Ten years ago, as Nelson Mandela prepared to step down after only one five-year term as president, the great cry was: "What happens after Mandela?" What happened was Mbeki and another 10 years of political stability and economic growth. Those years have put South Africa in a much better place than it was at the end of apartheid, and Mbeki has had a lot to do with it.
Even when Mandela was president, it was Mbeki who did the heavy lifting, ran the government and developed the free-market economics which are greatly admired around the world and which have spawned a rich black middle class and even richer white and Indian communities.
It is true that the electricity supply has lagged behind demand; there is a major skills shortage and crime is close to being out of control. But Johannesburg today is the finest and most modern city in Africa; shopping centres, airports, roads, rail and ports are first world; white farmers still farm; vines are harvested; international mining companies still dig out bountiful quantities of platinum, gold, chrome and coal. This is no Zimbabwe, nor ever will be.
Mbeki gets little credit for it. In the immediate aftermath of his departure, his image, inside and outside South Africa, is of a flawed, austere and stubborn man whose legacy is an economic boom which has unfortunately has left the poor behind: unemployment is at 38 per cent and six million people (out of 43 million) are HIV positive, the majority of whom will almost certainly die from Aids. He is also seen as the man who couldn't say "boo" to Mugabe, even though he did at the very end cobble together a kind of peace deal there.
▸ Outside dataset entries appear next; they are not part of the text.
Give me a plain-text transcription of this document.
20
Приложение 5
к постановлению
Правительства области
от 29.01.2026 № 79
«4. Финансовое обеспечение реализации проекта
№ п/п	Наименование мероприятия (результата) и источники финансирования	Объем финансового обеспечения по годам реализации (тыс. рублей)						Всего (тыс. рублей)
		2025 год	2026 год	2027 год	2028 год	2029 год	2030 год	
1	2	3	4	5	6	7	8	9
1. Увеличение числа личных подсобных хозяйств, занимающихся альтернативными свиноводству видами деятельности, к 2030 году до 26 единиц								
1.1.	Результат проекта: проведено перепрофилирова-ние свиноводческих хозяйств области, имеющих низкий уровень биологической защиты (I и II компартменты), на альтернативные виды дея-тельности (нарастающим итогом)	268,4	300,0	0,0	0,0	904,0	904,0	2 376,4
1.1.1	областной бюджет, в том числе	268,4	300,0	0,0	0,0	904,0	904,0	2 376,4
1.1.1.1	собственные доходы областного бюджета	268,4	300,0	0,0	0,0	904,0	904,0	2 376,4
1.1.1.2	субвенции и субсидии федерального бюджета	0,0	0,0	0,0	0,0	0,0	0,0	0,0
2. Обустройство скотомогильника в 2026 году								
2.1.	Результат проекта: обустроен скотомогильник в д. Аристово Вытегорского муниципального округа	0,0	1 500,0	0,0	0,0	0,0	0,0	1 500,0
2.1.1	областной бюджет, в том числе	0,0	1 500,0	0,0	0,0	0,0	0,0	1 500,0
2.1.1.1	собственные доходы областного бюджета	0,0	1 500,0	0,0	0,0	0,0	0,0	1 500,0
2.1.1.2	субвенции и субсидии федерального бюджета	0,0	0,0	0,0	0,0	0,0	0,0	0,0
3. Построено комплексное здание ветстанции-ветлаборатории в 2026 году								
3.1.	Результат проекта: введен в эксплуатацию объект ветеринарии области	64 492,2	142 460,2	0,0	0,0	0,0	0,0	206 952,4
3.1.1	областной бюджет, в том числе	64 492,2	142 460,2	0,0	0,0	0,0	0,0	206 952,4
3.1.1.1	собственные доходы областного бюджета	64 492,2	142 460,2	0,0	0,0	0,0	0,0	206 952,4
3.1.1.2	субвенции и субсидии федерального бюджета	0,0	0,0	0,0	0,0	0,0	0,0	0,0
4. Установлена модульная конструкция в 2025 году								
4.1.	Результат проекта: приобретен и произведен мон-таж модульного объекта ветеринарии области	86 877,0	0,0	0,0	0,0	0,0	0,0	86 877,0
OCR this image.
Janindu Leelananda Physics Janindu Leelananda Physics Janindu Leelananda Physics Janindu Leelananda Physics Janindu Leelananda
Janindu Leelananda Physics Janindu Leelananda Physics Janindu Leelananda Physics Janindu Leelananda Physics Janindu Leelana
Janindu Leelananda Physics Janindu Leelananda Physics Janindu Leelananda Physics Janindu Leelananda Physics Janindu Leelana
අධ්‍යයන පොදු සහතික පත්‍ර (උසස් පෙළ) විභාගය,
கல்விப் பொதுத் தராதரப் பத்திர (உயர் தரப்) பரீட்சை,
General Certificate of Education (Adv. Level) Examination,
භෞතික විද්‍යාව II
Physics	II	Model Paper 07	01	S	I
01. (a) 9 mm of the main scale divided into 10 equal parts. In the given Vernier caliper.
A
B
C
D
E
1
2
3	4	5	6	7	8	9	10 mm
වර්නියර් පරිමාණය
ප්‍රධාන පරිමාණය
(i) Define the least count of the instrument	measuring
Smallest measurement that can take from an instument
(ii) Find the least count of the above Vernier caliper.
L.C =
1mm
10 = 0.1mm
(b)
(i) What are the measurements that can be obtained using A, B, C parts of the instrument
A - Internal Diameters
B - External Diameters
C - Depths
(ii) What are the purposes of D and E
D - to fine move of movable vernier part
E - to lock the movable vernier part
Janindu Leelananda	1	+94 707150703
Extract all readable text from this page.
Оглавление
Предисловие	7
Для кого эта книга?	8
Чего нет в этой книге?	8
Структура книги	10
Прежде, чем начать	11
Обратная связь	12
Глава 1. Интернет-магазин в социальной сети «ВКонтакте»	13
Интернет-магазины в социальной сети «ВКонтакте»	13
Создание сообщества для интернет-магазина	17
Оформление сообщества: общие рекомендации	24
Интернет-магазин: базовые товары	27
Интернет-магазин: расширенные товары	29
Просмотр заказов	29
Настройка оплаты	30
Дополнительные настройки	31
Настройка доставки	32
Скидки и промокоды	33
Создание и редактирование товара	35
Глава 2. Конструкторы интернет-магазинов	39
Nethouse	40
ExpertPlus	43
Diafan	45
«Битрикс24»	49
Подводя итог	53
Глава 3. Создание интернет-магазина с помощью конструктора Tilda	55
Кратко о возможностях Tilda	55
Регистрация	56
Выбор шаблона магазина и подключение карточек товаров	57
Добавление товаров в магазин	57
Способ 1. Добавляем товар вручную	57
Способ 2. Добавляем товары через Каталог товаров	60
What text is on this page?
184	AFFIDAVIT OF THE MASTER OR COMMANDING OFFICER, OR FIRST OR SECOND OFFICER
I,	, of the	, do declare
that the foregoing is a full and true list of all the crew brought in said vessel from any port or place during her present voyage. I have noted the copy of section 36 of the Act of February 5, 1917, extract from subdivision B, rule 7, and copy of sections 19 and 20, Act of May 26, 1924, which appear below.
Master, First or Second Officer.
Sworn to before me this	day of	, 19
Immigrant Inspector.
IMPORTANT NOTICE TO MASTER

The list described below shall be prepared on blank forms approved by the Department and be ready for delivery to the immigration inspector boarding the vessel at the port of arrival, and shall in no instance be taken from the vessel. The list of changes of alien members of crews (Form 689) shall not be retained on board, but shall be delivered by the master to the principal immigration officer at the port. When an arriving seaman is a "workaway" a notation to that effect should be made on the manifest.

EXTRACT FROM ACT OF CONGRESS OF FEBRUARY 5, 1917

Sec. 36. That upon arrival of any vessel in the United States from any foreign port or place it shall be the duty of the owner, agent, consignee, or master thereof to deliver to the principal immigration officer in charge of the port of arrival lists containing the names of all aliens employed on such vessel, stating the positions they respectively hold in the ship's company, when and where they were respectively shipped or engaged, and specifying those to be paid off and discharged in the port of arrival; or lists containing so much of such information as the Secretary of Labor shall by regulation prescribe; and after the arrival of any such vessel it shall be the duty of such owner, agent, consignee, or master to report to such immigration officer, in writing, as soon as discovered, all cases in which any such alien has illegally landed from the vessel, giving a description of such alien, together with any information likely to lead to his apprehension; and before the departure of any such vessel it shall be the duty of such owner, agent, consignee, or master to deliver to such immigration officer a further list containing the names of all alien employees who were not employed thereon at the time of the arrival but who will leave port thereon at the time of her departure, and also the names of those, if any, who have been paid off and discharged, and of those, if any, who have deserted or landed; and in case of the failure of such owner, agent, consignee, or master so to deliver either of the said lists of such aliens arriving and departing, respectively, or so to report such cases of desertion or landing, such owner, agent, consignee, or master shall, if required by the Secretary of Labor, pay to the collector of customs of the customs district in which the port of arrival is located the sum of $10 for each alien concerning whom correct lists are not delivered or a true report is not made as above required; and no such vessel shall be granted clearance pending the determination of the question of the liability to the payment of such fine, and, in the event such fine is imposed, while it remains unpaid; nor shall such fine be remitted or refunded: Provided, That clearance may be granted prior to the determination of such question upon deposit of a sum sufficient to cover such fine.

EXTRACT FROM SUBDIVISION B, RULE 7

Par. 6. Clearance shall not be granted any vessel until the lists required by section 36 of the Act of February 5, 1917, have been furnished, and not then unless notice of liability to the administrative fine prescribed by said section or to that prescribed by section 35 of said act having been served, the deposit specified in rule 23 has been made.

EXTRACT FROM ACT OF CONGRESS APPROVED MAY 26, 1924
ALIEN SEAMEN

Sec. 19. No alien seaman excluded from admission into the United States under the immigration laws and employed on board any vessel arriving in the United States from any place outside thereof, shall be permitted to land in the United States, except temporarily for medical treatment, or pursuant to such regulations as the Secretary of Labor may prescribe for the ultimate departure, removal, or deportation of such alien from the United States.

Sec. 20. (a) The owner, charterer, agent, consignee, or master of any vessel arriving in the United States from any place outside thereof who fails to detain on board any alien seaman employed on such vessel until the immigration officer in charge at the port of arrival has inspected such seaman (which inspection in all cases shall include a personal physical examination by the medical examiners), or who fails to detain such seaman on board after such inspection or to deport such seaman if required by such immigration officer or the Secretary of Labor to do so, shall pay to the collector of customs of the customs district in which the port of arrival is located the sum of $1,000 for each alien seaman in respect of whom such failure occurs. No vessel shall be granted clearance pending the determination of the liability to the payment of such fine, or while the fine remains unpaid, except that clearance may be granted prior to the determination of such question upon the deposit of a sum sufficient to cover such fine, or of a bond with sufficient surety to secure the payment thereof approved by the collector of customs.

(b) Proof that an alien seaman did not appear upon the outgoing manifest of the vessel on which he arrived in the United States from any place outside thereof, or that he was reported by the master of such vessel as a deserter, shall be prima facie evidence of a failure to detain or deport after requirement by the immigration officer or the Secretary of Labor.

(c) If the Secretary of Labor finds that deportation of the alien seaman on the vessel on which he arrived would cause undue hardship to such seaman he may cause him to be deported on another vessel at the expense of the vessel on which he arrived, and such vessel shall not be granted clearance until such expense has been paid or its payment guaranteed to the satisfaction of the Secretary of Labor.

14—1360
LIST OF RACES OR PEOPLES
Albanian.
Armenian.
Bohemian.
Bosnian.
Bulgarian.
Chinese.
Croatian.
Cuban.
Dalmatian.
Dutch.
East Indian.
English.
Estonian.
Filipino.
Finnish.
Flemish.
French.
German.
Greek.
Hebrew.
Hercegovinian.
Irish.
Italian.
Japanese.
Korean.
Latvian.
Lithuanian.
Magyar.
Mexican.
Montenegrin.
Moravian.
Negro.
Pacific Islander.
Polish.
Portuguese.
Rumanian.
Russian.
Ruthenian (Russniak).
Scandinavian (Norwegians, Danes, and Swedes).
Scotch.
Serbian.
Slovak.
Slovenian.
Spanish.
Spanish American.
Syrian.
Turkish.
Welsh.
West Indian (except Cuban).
That's the case for the prosecution. The case for the defence is more complex, and elusive. Mandela was always wonderfully fruitful territory for historians and biographers and books, but students of Mbeki have found the ground hard going. Mark Gevisser, a fine biographer, after years of research and 800 pages admitted he never got below the surface of the man inside the Turnbull & Asser shirts and beautifully tailored suits.
Mandela, who never liked Mbeki and openly admitted that he had made "a mistake" in accepting him as his deputy, once remarked: "The trouble with Thabo is he is not an African." It seems an extraordinary thing to say about a fellow Xhosa who created the whole concept of what he called the "African Renaissance", but Mandela meant something different.
Somewhere, maybe during his student years at Southampton University or the Lenin Institute in Moscow, Mbeki seems to have lost touch with his roots. Along the way he developed a reputation as an aloof, intellectually arrogant and humourless man. Someone once said of Mbeki that he was "the only African who can't dance", and it was almost true.
As president he became more and more isolated and distant. His cultural tastes, although fairly eclectic, are often more Western than African. He once quoted an entire Yeats poem to 5,000 bemused ANC delegates, many of whom didn't even know where Ireland was, let alone Thoor Ballylee.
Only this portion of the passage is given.